No registration required
Yuwei Wang
Title PreFER: Interactive Robo-Advisor with Scoring Mechanism
Abstract Instead of asking a client to specify her risk preference or learning it from her investment choice, we propose an inverse reinforcement learning (IRL) framework to learn her risk preference or the reward function by scoring. Specifically, the robo-advisor requests the client to score unadopted investment advice for improvement, and extracts information from adopted ones for non-interactive periods. We develop the IRL through discrete-time Predictable Forward Exploratory Reward (PreFER) processes, where the exploration is regularized by Tsallis entropy. By interpreting the score as the acceptance probability of an advice, the preference learning becomes an inverse problem of finding the exploratory investment distribution of the client, given investment distribution recommended by the robo-advisor and an acceptance probability in the context of acceptance-rejection method proposed by Von Neumann. Demonstrations are made for both classes of CARA and CRRA utilities. We prove that the density function of the optimal exploratory control attains maximum at the classic optimal strategy in the absence of exploration. We establish a one-to-one correspondence between the observed score and inferred risk aversion parameter. As long as the scores are consistent in ordering, the biasness of scores does not affect the identification of the client's risk aversion for a sufficient large number of interactions. The PreFER process further predicts the risk preference at the next time point from the one just learned, leading to an aggregation of learning power.
----
Hoi Ying Wong
Title: Reinforcement learning without a market simulator
Abstract: Reinforcement learning (RL) has found applications in portfolio selection and optimal stopping problems in finance and insurance. Unlike stochastic control problems, which rely on a given stochastic model, an RL agent strikes a balance between exploration and exploitation, where exploration involves randomized decision rules. However, the RL
framework in the finance and insurance literature usually requires a reliable market simulator during the training procedure. While the construction of a market simulator is largely unknown, this limitation restricts applications to high-frequency trading.
In this talk, I present two examples of RL that do not require a market simulator but use data other than market prices. The first example focuses on learning efficient investment decisions from liquidity spread data.

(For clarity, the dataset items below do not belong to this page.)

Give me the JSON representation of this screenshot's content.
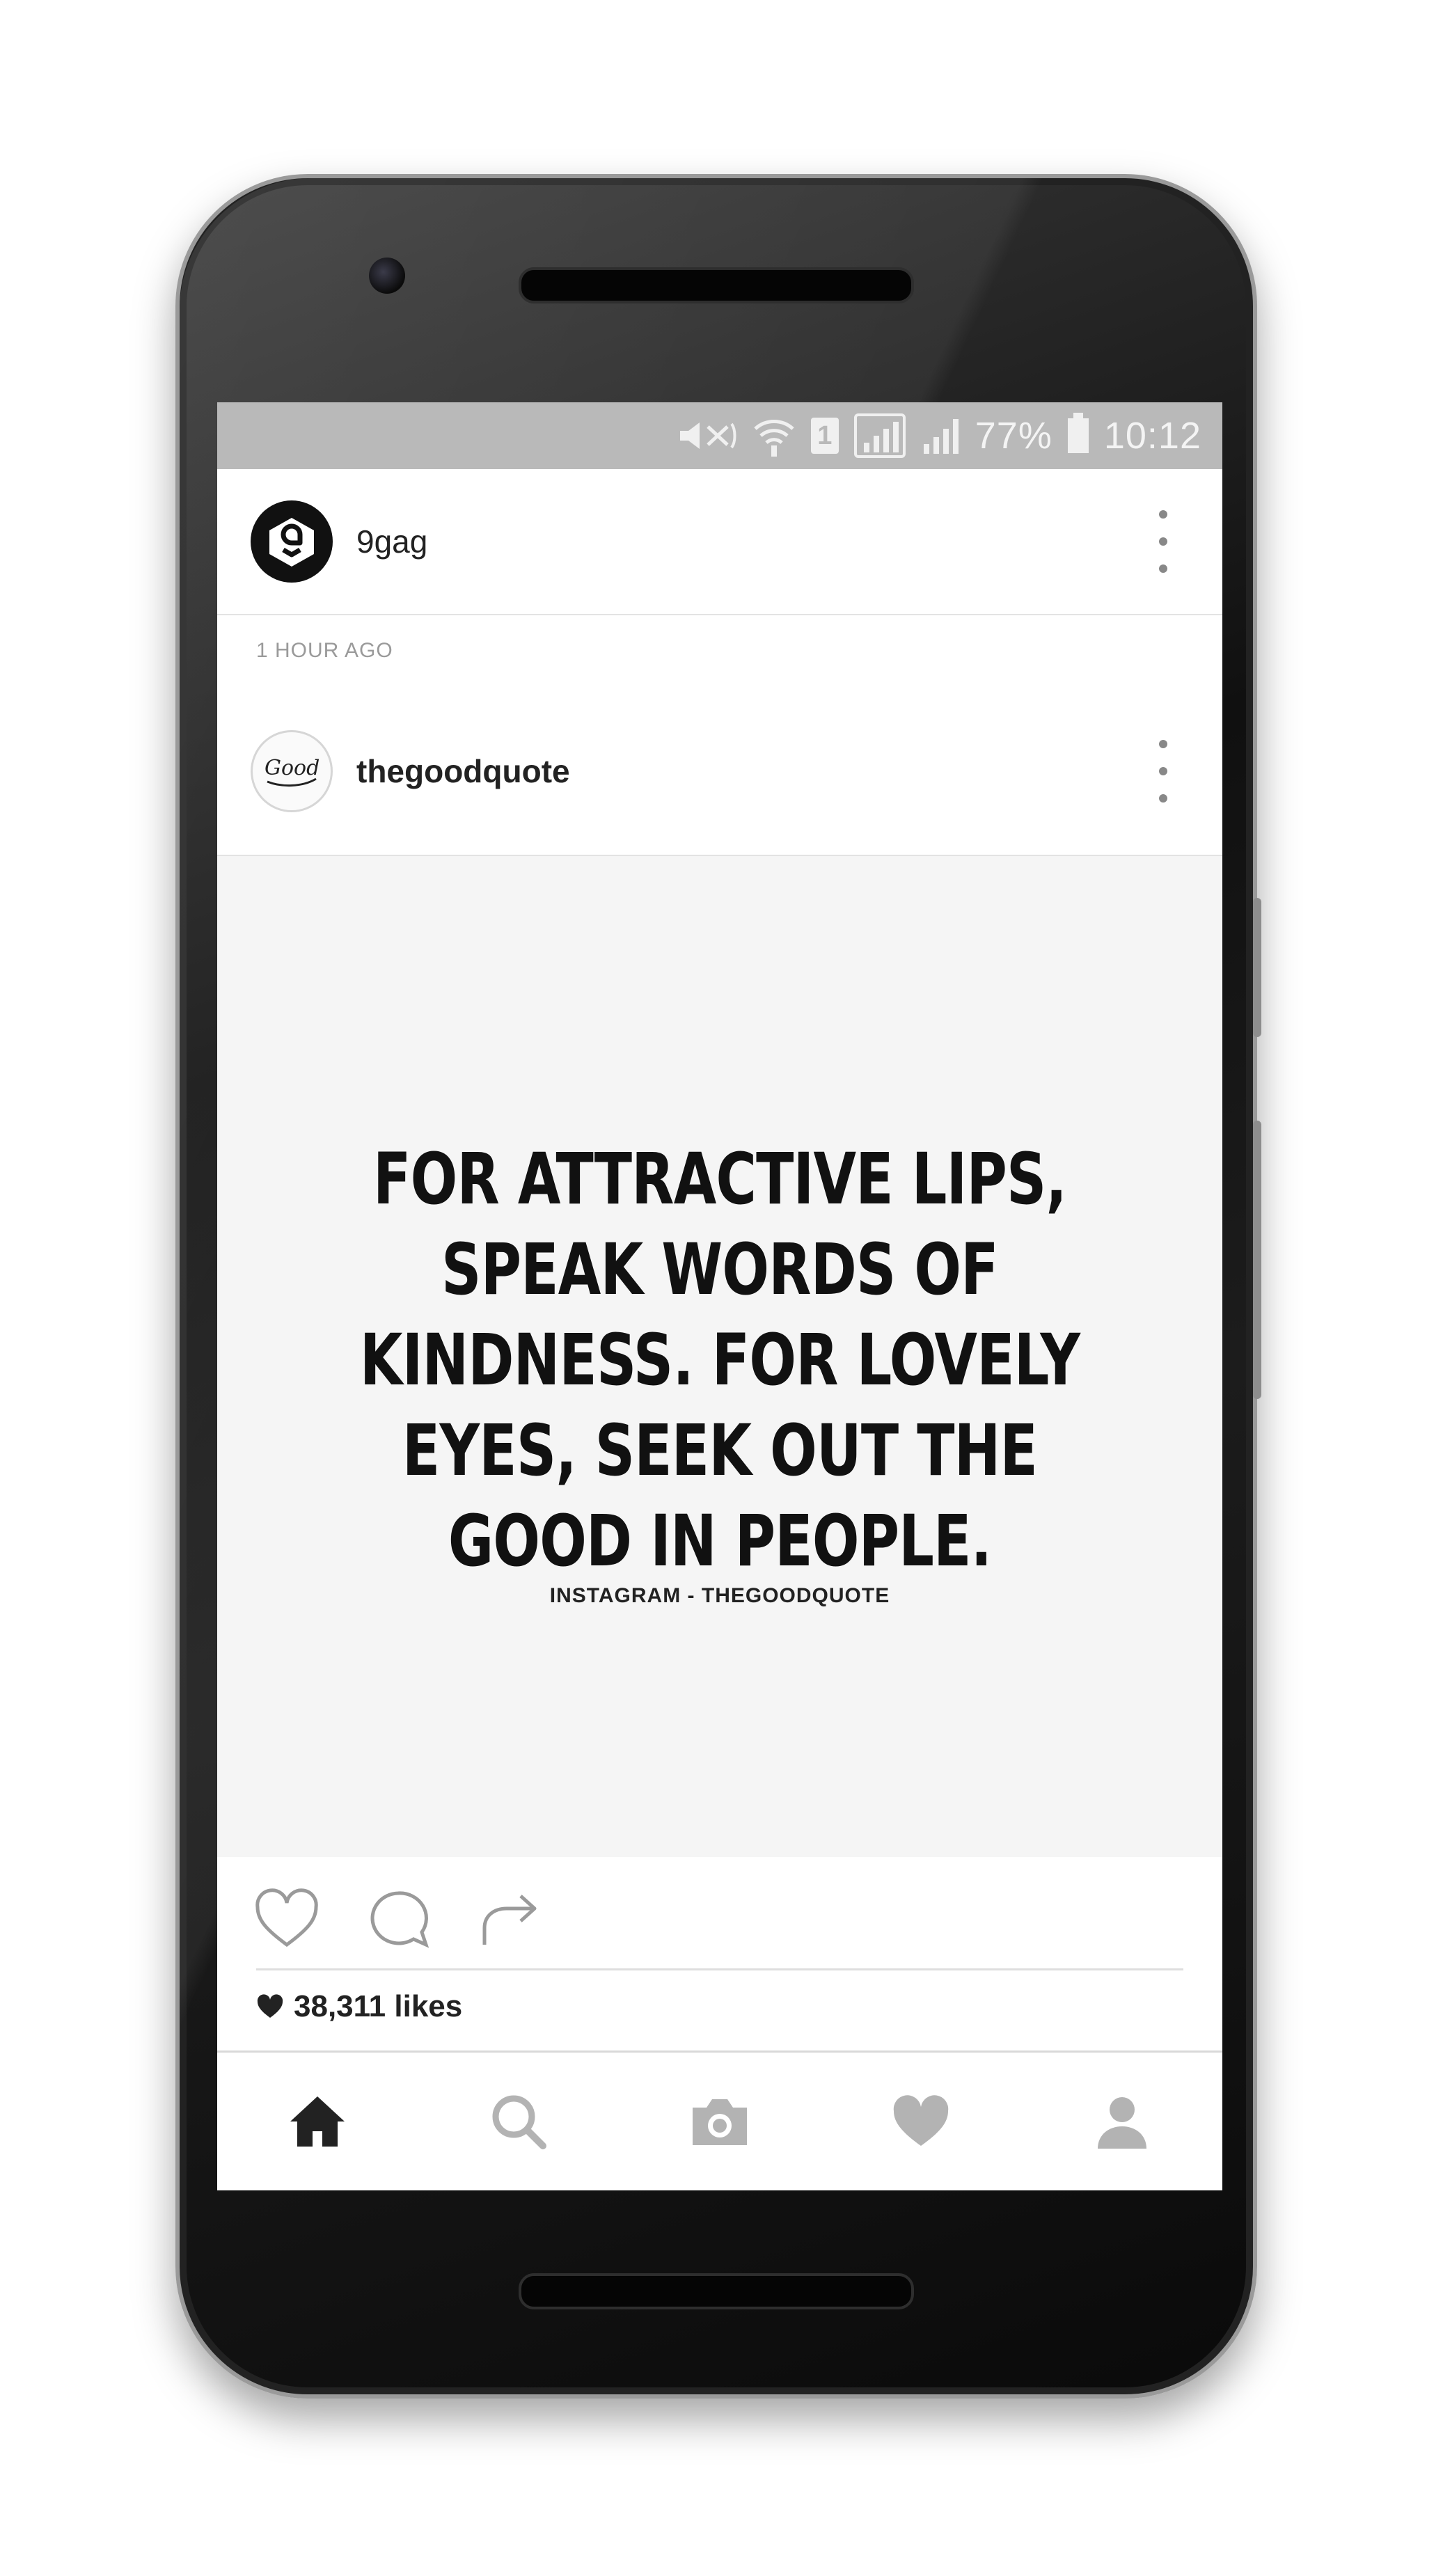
{
  "status_bar": {
    "sim_slot": "1",
    "battery": "77%",
    "time": "10:12"
  },
  "feed": {
    "account": {
      "username": "9gag"
    },
    "timestamp": "1 HOUR AGO",
    "post": {
      "username": "thegoodquote",
      "quote_lines": [
        "FOR ATTRACTIVE LIPS,",
        "SPEAK WORDS OF",
        "KINDNESS. FOR LOVELY",
        "EYES, SEEK OUT THE",
        "GOOD IN PEOPLE."
      ],
      "watermark": "INSTAGRAM - THEGOODQUOTE",
      "likes": "38,311 likes"
    }
  },
  "nav": {
    "items": [
      "home-icon",
      "search-icon",
      "camera-icon",
      "heart-icon",
      "profile-icon"
    ],
    "active": "home-icon"
  },
  "colors": {
    "status_bar_bg": "#b9b9b9",
    "image_bg": "#f5f5f5",
    "icon_inactive": "#b3b3b3",
    "icon_active": "#222222"
  }
}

The exploration aspect of RL enables investors to construct a statistical test for rebalancing time that accounts for liquidity (including transaction) costs. Upon rebalancing, we construct a robust investment rule using exploration with KL divergence regularization.

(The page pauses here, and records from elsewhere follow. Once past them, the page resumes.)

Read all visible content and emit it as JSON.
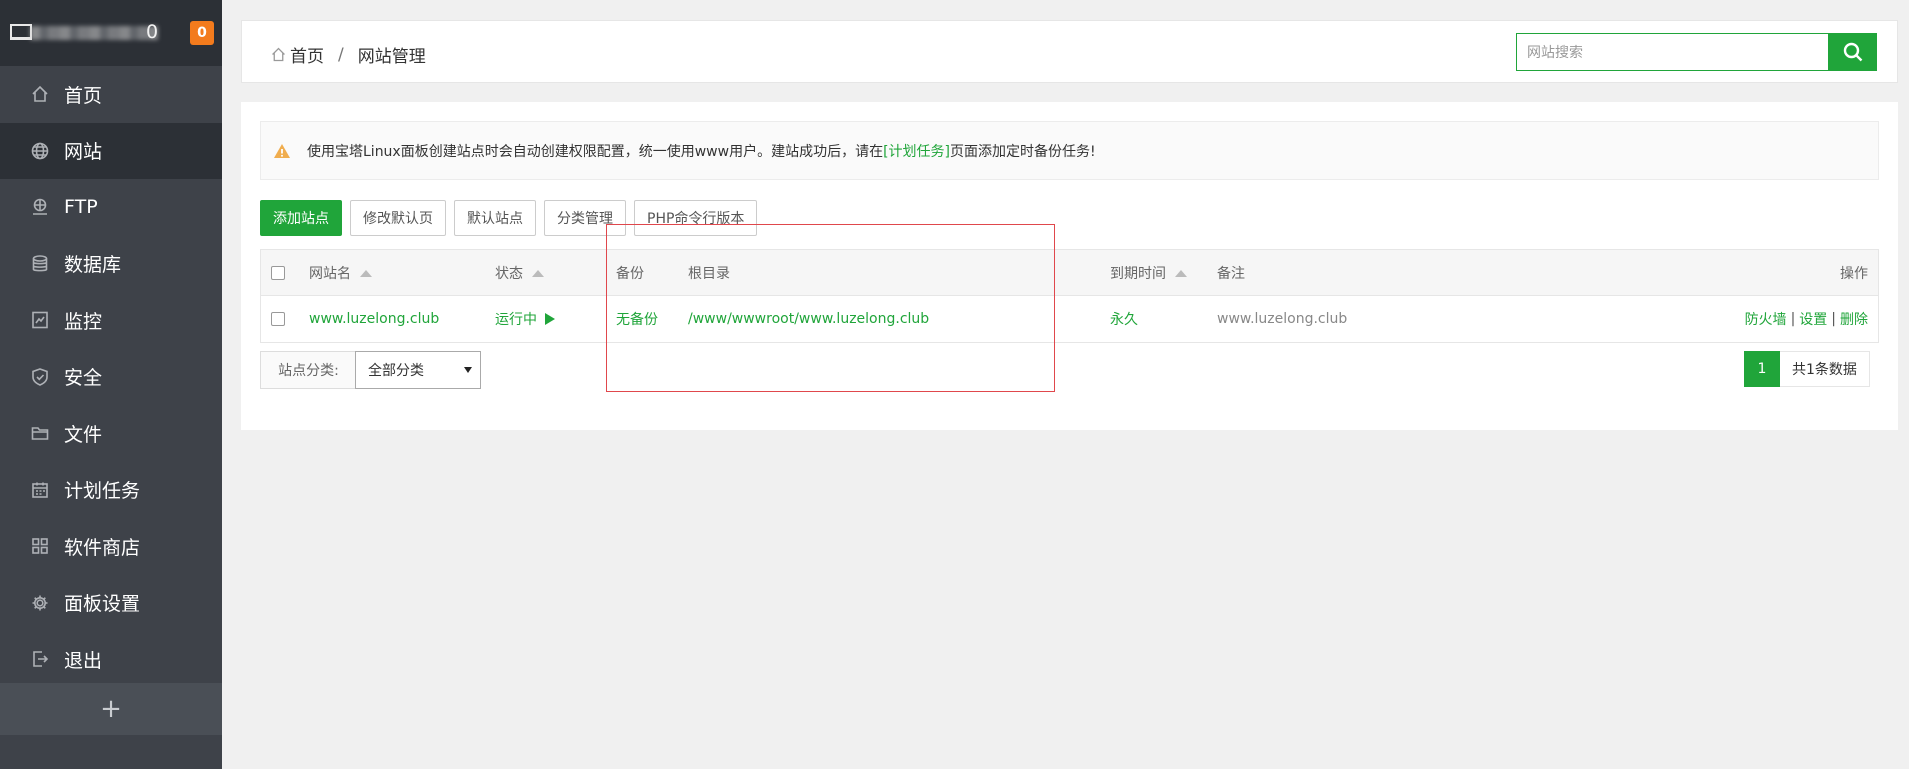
{
  "sidebar": {
    "brand_suffix": "0",
    "badge": "0",
    "items": [
      {
        "label": "首页",
        "icon": "home-icon"
      },
      {
        "label": "网站",
        "icon": "globe-icon"
      },
      {
        "label": "FTP",
        "icon": "ftp-icon"
      },
      {
        "label": "数据库",
        "icon": "database-icon"
      },
      {
        "label": "监控",
        "icon": "monitor-icon"
      },
      {
        "label": "安全",
        "icon": "shield-icon"
      },
      {
        "label": "文件",
        "icon": "folder-icon"
      },
      {
        "label": "计划任务",
        "icon": "calendar-icon"
      },
      {
        "label": "软件商店",
        "icon": "apps-icon"
      },
      {
        "label": "面板设置",
        "icon": "gear-icon"
      },
      {
        "label": "退出",
        "icon": "logout-icon"
      }
    ],
    "add_label": "+"
  },
  "header": {
    "breadcrumb_home": "首页",
    "breadcrumb_sep": "/",
    "breadcrumb_current": "网站管理",
    "search_placeholder": "网站搜索"
  },
  "alert": {
    "text_before": "使用宝塔Linux面板创建站点时会自动创建权限配置，统一使用www用户。建站成功后，请在",
    "link": "[计划任务]",
    "text_after": "页面添加定时备份任务!"
  },
  "toolbar": {
    "add_site": "添加站点",
    "edit_default_page": "修改默认页",
    "default_site": "默认站点",
    "category_manage": "分类管理",
    "php_cli_version": "PHP命令行版本"
  },
  "table": {
    "headers": {
      "name": "网站名",
      "status": "状态",
      "backup": "备份",
      "root": "根目录",
      "expire": "到期时间",
      "note": "备注",
      "actions": "操作"
    },
    "rows": [
      {
        "name": "www.luzelong.club",
        "status": "运行中",
        "backup": "无备份",
        "root": "/www/wwwroot/www.luzelong.club",
        "expire": "永久",
        "note": "www.luzelong.club",
        "actions": [
          "防火墙",
          "设置",
          "删除"
        ]
      }
    ]
  },
  "category": {
    "label": "站点分类:",
    "selected": "全部分类"
  },
  "pager": {
    "current": "1",
    "total": "共1条数据"
  },
  "colors": {
    "accent": "#20a53a",
    "sidebar": "#3e4249",
    "badge": "#f37b1d",
    "highlight": "#e0474c"
  }
}
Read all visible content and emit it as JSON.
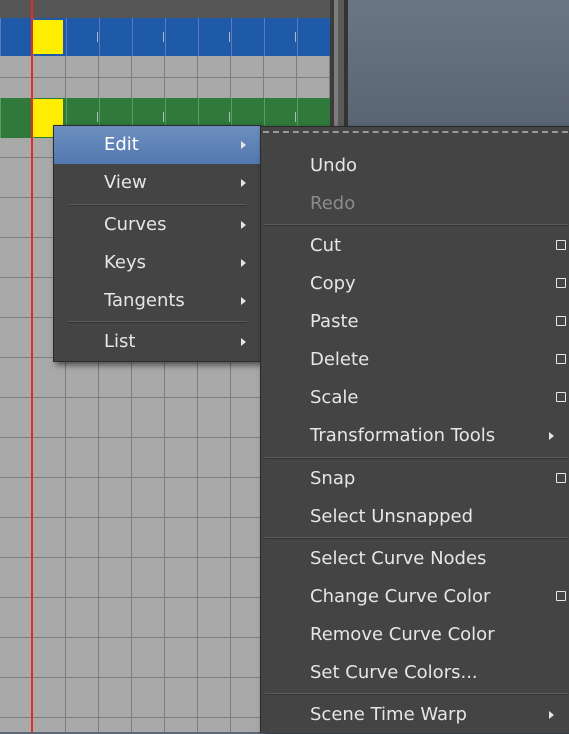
{
  "main_menu": {
    "items": [
      {
        "label": "Edit",
        "submenu": true,
        "highlighted": true
      },
      {
        "label": "View",
        "submenu": true
      },
      {
        "label": "Curves",
        "submenu": true
      },
      {
        "label": "Keys",
        "submenu": true
      },
      {
        "label": "Tangents",
        "submenu": true
      },
      {
        "label": "List",
        "submenu": true
      }
    ]
  },
  "edit_submenu": {
    "items": [
      {
        "label": "Undo"
      },
      {
        "label": "Redo",
        "disabled": true
      },
      {
        "label": "Cut",
        "option_box": true
      },
      {
        "label": "Copy",
        "option_box": true
      },
      {
        "label": "Paste",
        "option_box": true
      },
      {
        "label": "Delete",
        "option_box": true
      },
      {
        "label": "Scale",
        "option_box": true
      },
      {
        "label": "Transformation Tools",
        "submenu": true
      },
      {
        "label": "Snap",
        "option_box": true
      },
      {
        "label": "Select Unsnapped"
      },
      {
        "label": "Select Curve Nodes"
      },
      {
        "label": "Change Curve Color",
        "option_box": true
      },
      {
        "label": "Remove Curve Color"
      },
      {
        "label": "Set Curve Colors..."
      },
      {
        "label": "Scene Time Warp",
        "submenu": true
      }
    ]
  },
  "colors": {
    "menu_bg": "#444444",
    "highlight": "#5f85bb",
    "track_blue": "#1f5aa8",
    "track_green": "#2f7a3a",
    "key_yellow": "#ffee00",
    "time_cursor": "#e82a2a"
  }
}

The second example addresses surrendering decisions in variable annuities. The actuarial science literature presents two schools of thought: the optimal surrendering approach based on market information and the surrender intensity approach. Using RL, we demonstrate that the latter can be viewed as an exploratory version of the former. Thus, surrender data can be used to train the RL model for randomized surrender decisions consistent with optimal stopping rules.